Um grupo de 14 integrantes da Comissão Parlamentar Mista de Inquérito (CPMI) do INSS encaminhou ao presidente do Senado, Davi Alcolumbre, um pedido para anular a votação realizada na quinta-feira (26). Os parlamentares também solicitam que o caso seja analisado pelo Conselho de Ética e Decoro Parlamentar da Casa.
O requerimento questiona a condução da sessão pelo presidente da comissão, senador Carlos Viana (Podemos-MG), e aponta supostas irregularidades no processo de deliberação. Segundo os signatários, a reunião foi marcada por tumulto e resultou na aprovação de 87 requerimentos.
Entre as decisões aprovadas estão as quebras de sigilos bancário e fiscal do empresário Fábio Luís Lula da Silva, filho do presidente Luiz Inácio Lula da Silva, além de convocações de novos depoentes. A lista inclui o ex-executivo do Banco Master Augusto Ferreira Lima, o ex-deputado André Moura, a empresária Danielle Miranda Fontelles e Gustavo Marques Gaspar, ex-assessor do senador Weverton Rocha.
No documento enviado à presidência do Senado, os parlamentares afirmam que a votação estaria “eivada de vício” e que a forma de condução comprometeria a legalidade do processo legislativo e a segurança jurídica dos atos subsequentes. O grupo defende que os requerimentos deveriam ter sido analisados individualmente.
Questionamento sobre contagem
Como parte da argumentação, os autores anexaram imagens e registros audiovisuais que, segundo eles, demonstrariam a manifestação contrária de parlamentares durante a votação. De acordo com o texto, os registros indicariam 14 votos contrários e sete favoráveis, resultado diferente do proclamado na sessão.
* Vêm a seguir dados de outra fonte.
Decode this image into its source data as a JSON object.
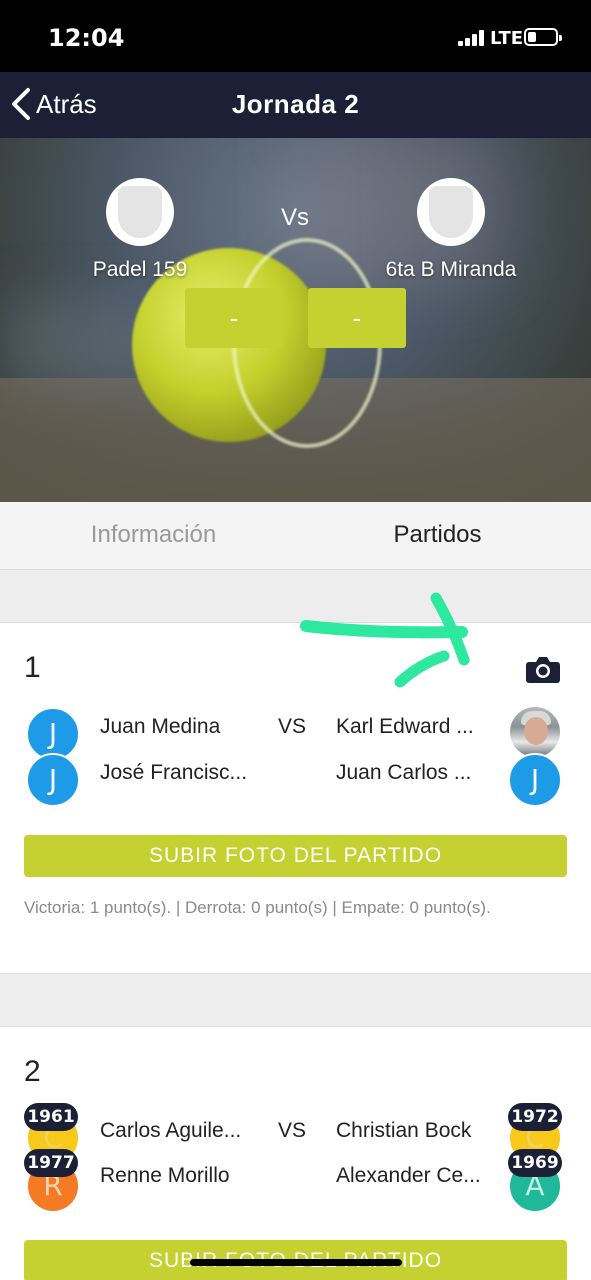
{
  "status_bar": {
    "time": "12:04",
    "network": "LTE"
  },
  "nav": {
    "back_label": "Atrás",
    "title": "Jornada 2"
  },
  "hero": {
    "team_left": "Padel 159",
    "vs": "Vs",
    "team_right": "6ta B Miranda",
    "score_left": "-",
    "score_right": "-"
  },
  "tabs": [
    {
      "label": "Información",
      "active": false
    },
    {
      "label": "Partidos",
      "active": true
    }
  ],
  "matches": [
    {
      "number": "1",
      "vs": "VS",
      "left_players": [
        {
          "name": "Juan Medina",
          "initial": "J"
        },
        {
          "name": "José Francisc...",
          "initial": "J"
        }
      ],
      "right_players": [
        {
          "name": "Karl Edward ...",
          "initial": ""
        },
        {
          "name": "Juan Carlos ...",
          "initial": "J"
        }
      ],
      "upload_label": "SUBIR FOTO DEL PARTIDO",
      "points_text": "Victoria: 1 punto(s). | Derrota: 0 punto(s) | Empate: 0 punto(s)."
    },
    {
      "number": "2",
      "vs": "VS",
      "left_players": [
        {
          "name": "Carlos Aguile...",
          "initial": "C",
          "year": "1961"
        },
        {
          "name": "Renne Morillo",
          "initial": "R",
          "year": "1977"
        }
      ],
      "right_players": [
        {
          "name": "Christian Bock",
          "initial": "C",
          "year": "1972"
        },
        {
          "name": "Alexander Ce...",
          "initial": "A",
          "year": "1969"
        }
      ],
      "upload_label": "SUBIR FOTO DEL PARTIDO"
    }
  ],
  "colors": {
    "accent": "#c4d130",
    "navy": "#1c2036",
    "avatar_blue": "#1d9be7",
    "annotation": "#2ee8a0"
  }
}
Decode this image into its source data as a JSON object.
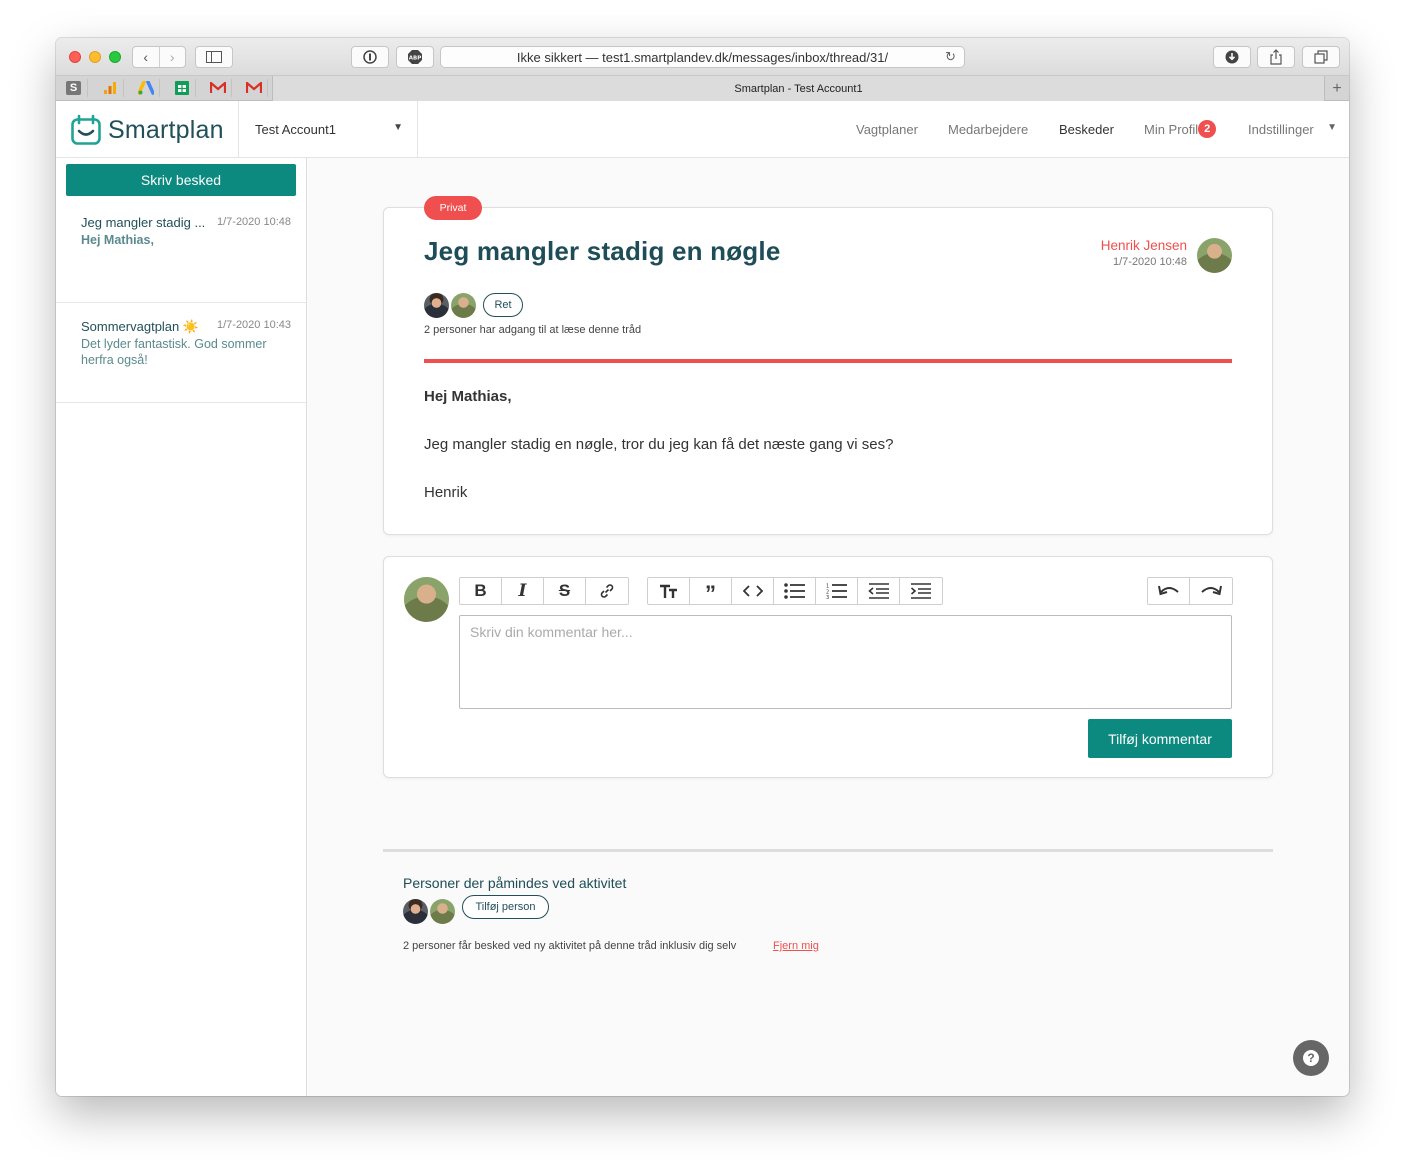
{
  "browser": {
    "url": "Ikke sikkert — test1.smartplandev.dk/messages/inbox/thread/31/",
    "tab_title": "Smartplan - Test Account1",
    "new_tab": "+"
  },
  "app": {
    "logo_text": "Smartplan",
    "account_name": "Test Account1",
    "nav": {
      "shifts": "Vagtplaner",
      "employees": "Medarbejdere",
      "messages": "Beskeder",
      "profile": "Min Profil",
      "profile_badge": "2",
      "settings": "Indstillinger"
    },
    "accent_color": "#0d8a80",
    "alert_color": "#ef4f4f"
  },
  "sidebar": {
    "compose_label": "Skriv besked",
    "threads": [
      {
        "title": "Jeg mangler stadig ...",
        "date": "1/7-2020 10:48",
        "snippet": "Hej Mathias,"
      },
      {
        "title": "Sommervagtplan",
        "emoji": "☀️",
        "date": "1/7-2020 10:43",
        "snippet": "Det lyder fantastisk. God sommer herfra også!"
      }
    ]
  },
  "message": {
    "privacy_label": "Privat",
    "title": "Jeg mangler stadig en nøgle",
    "author": "Henrik Jensen",
    "date": "1/7-2020 10:48",
    "edit_label": "Ret",
    "access_text": "2 personer har adgang til at læse denne tråd",
    "greeting": "Hej Mathias,",
    "body": "Jeg mangler stadig en nøgle, tror du jeg kan få det næste gang vi ses?",
    "signature": "Henrik"
  },
  "comment": {
    "placeholder": "Skriv din kommentar her...",
    "submit_label": "Tilføj kommentar"
  },
  "reminders": {
    "title": "Personer der påmindes ved aktivitet",
    "add_person_label": "Tilføj person",
    "info_text": "2 personer får besked ved ny aktivitet på denne tråd inklusiv dig selv",
    "remove_me_label": "Fjern mig"
  }
}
As imagens mostram senadores e deputados em pé e com os braços levantados, em sinal de rejeição aos requerimentos. Para o grupo, o episódio não se trata apenas de divergência de interpretação, mas de falha grave na contagem e de parcialidade na condução dos trabalhos.
O pedido é assinado por cinco senadores e nove deputados de diferentes partidos. Eles solicitam a suspensão imediata dos efeitos da votação até que o caso seja analisado.
Em declarações à imprensa, o senador Carlos Viana afirmou que aguarda a análise do presidente do Senado e disse ter tranquilidade quanto à legalidade dos procedimentos. Segundo ele, o regimento foi cumprido e há condições para dar continuidade aos trabalhos da comissão.